Ich schüttle ungläubig den Kopf. ,,Und du nimmst das einfach hin? Er behandelt dich wie Dreck, schenkt seiner anderen Frau mehr Aufmerksamkeit und tut mit euch was er will. Du bist seine Frau, aber was ändert das? Hat er nicht noch eine andere?", sage ich sauer. ,,Du bist eifersüchtig auf mich, dabei will ich nicht einmal hier sein! Geh und bekriege dich mit jemand anderem!"
Aufgebracht verschränkt sie ihre Arme. ,,Du sagst mir nicht was ich zu tun habe. Wenn hier jemand verschwindet, dann bist du es, entendido?", zischt sie bedrohlich. Ich atme tief durch und stehe auf. Wütend gehe ich an ihr vorbei und will gerade wieder ins Haus, als Vasco vor mir in der Tür steht. Ich blicke ihn nicht an und will stumm an ihm vorbei gehen, als er mich am Arm festhält.
,,Ich dachte du willst raus, wieso gehst du zurück?", fragt er. Ich beiße die Zähne zusammen als Valeria mit selbstgefälligem Lächeln zu uns kommt.
,,Gute Nacht", sagt sie und geht selbstbewusst an uns vorbei und zurück ins Haus. Vasco sieht ihr stumm hinterher, sieht dann zu mir. Er lässt meinen Arm los.
,,Du kannst draußen bleiben, wenn du willst", sagt er und geht an mir vorbei. Ich atme tief durch. Vielleicht schaffe ich es dieses Mal, mit ihm zu reden.

Ich stelle mich neben ihn, als er wie üblich in die Ferne sieht. Die Aussicht hier ist wirklich schön. Das Grundstück liegt etwas weiter oben in den Bergen, sodass man einen breiten Blick auf die Natur hat.
,,Wieso bist du auf einmal so nett?", frage ich ihn, verwirrt über sein Verhalten.
,,Du stellst mir auch jede Frage, die dir durch den Kopf geht", sagt er genervt, sieht mich aber nicht an.
,,Wenn du antworten würdest, wären es nicht mehr so viele", entgegne ich. Ich habe nicht vergessen, was er mir angetan hat, aber ich versuche es zu verdrängen. Er kann es sich ja wohl denken, dass ich ihn hasse. Ich traue mich nicht einmal nah am Pool zu stehen, weil ich befürchte er würde da weiter machen, wo er aufgehört hat.

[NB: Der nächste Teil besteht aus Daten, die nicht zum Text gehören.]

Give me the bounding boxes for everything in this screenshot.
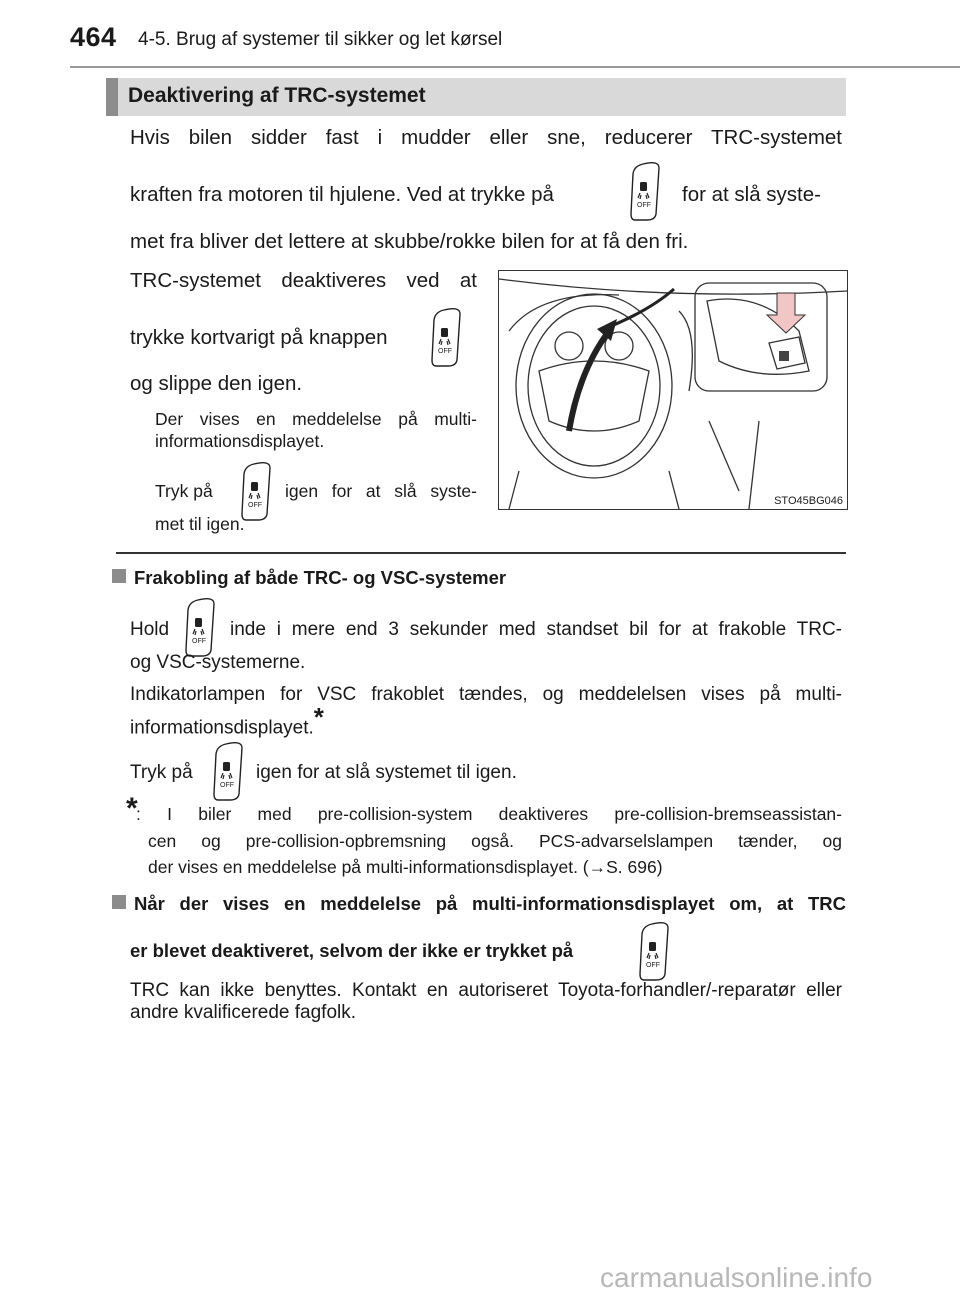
- trc-off-button-icon: [629, 160, 663, 224]
- sub1-p3b: igen for at slå systemet til igen.: [256, 762, 517, 783]
- trc-off-button-icon: [212, 740, 246, 804]
- intro-line-1: Hvis bilen sidder fast i mudder eller sne, reducerer TRC-systemet: [130, 126, 842, 149]
- sub2-heading-line-1: [112, 893, 846, 915]
- left-note-2b: igen for at slå syste-: [285, 481, 477, 501]
- footnote-line-1: : I biler med pre-collision-system deaktiveres pre-collision-bremseassistan-: [136, 804, 842, 824]
- sub1-p1c: og VSC-systemerne.: [130, 652, 306, 673]
- square-bullet-icon: [112, 569, 126, 583]
- intro-line-2b: for at slå syste-: [682, 183, 821, 206]
- left-note-1: Der vises en meddelelse på multi-informationsdisplayet.: [155, 409, 477, 451]
- trc-off-button-icon: [638, 920, 672, 984]
- trc-off-button-icon: [430, 306, 464, 370]
- section-divider: [116, 552, 846, 554]
- sub2-title-1: Når der vises en meddelelse på multi-informationsdisplayet om, at TRC: [134, 893, 846, 914]
- sub1-p3a: Tryk på: [130, 762, 193, 783]
- section-tab: [106, 78, 118, 116]
- header-divider: [70, 66, 960, 68]
- sub2-title-2: er blevet deaktiveret, selvom der ikke er trykket på: [130, 940, 574, 961]
- sub1-title: Frakobling af både TRC- og VSC-systemer: [134, 567, 507, 588]
- sub2-paragraph: TRC kan ikke benyttes. Kontakt en autoriseret Toyota-forhandler/-reparatør eller andre kvalificerede fagfolk.: [130, 980, 842, 1023]
- intro-line-3: met fra bliver det lettere at skubbe/rokke bilen for at få den fri.: [130, 230, 689, 253]
- section-heading: [106, 78, 846, 116]
- sub1-p1b: inde i mere end 3 sekunder med standset bil for at frakoble TRC-: [230, 619, 842, 640]
- steering-wheel-drawing: [499, 271, 847, 509]
- figure-code: STO45BG046: [774, 495, 843, 507]
- sub1-p2: [130, 684, 842, 739]
- page-ref-link[interactable]: S. 696): [606, 857, 663, 877]
- page-number: 464: [70, 22, 117, 52]
- left-line-1: TRC-systemet deaktiveres ved at: [130, 269, 477, 292]
- sub1-p2-text: Indikatorlampen for VSC frakoblet tændes, og meddelelsen vises på multi-informationsdisplayet.: [130, 684, 842, 739]
- page-ref-arrow-icon: →: [588, 857, 607, 877]
- left-note-2a: Tryk på: [155, 481, 213, 501]
- left-note-2c: met til igen.: [155, 514, 245, 534]
- sub1-p1a: Hold: [130, 619, 170, 640]
- chapter-title: 4-5. Brug af systemer til sikker og let kørsel: [138, 29, 503, 50]
- dashboard-illustration: [498, 270, 848, 510]
- square-bullet-icon: [112, 895, 126, 909]
- trc-off-button-icon: [240, 460, 274, 524]
- watermark: carmanualsonline.info: [600, 1262, 873, 1293]
- footnote-line-3: [148, 856, 663, 878]
- intro-line-2a: kraften fra motoren til hjulene. Ved at trykke på: [130, 183, 554, 206]
- footnote-line-3a: der vises en meddelelse på multi-informationsdisplayet. (: [148, 857, 589, 877]
- footnote-star: *: [126, 792, 138, 825]
- left-line-3: og slippe den igen.: [130, 372, 303, 395]
- left-line-2: trykke kortvarigt på knappen: [130, 326, 388, 349]
- footnote-marker: *: [313, 702, 324, 732]
- footnote-line-2: cen og pre-collision-opbremsning også. PCS-advarselslampen tænder, og: [148, 831, 842, 851]
- section-title: Deaktivering af TRC-systemet: [128, 84, 426, 107]
- sub1-heading: [112, 567, 506, 589]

,,Na schön. Ich beantworte dir nur eine Frage. Such dir eine aus", sagt er und sieht wieder nach vorne. Wieso hat er so gute Laune? Er lächelt zwar nicht, aber ich merke es an seinem Verhalten.
Ohne viel zu überlegen, stelle ich ihm die eine Frage, die mir seit ich hier bin auf dem Herzen liegt.

,,Wieso hast du mich nicht umgebracht?"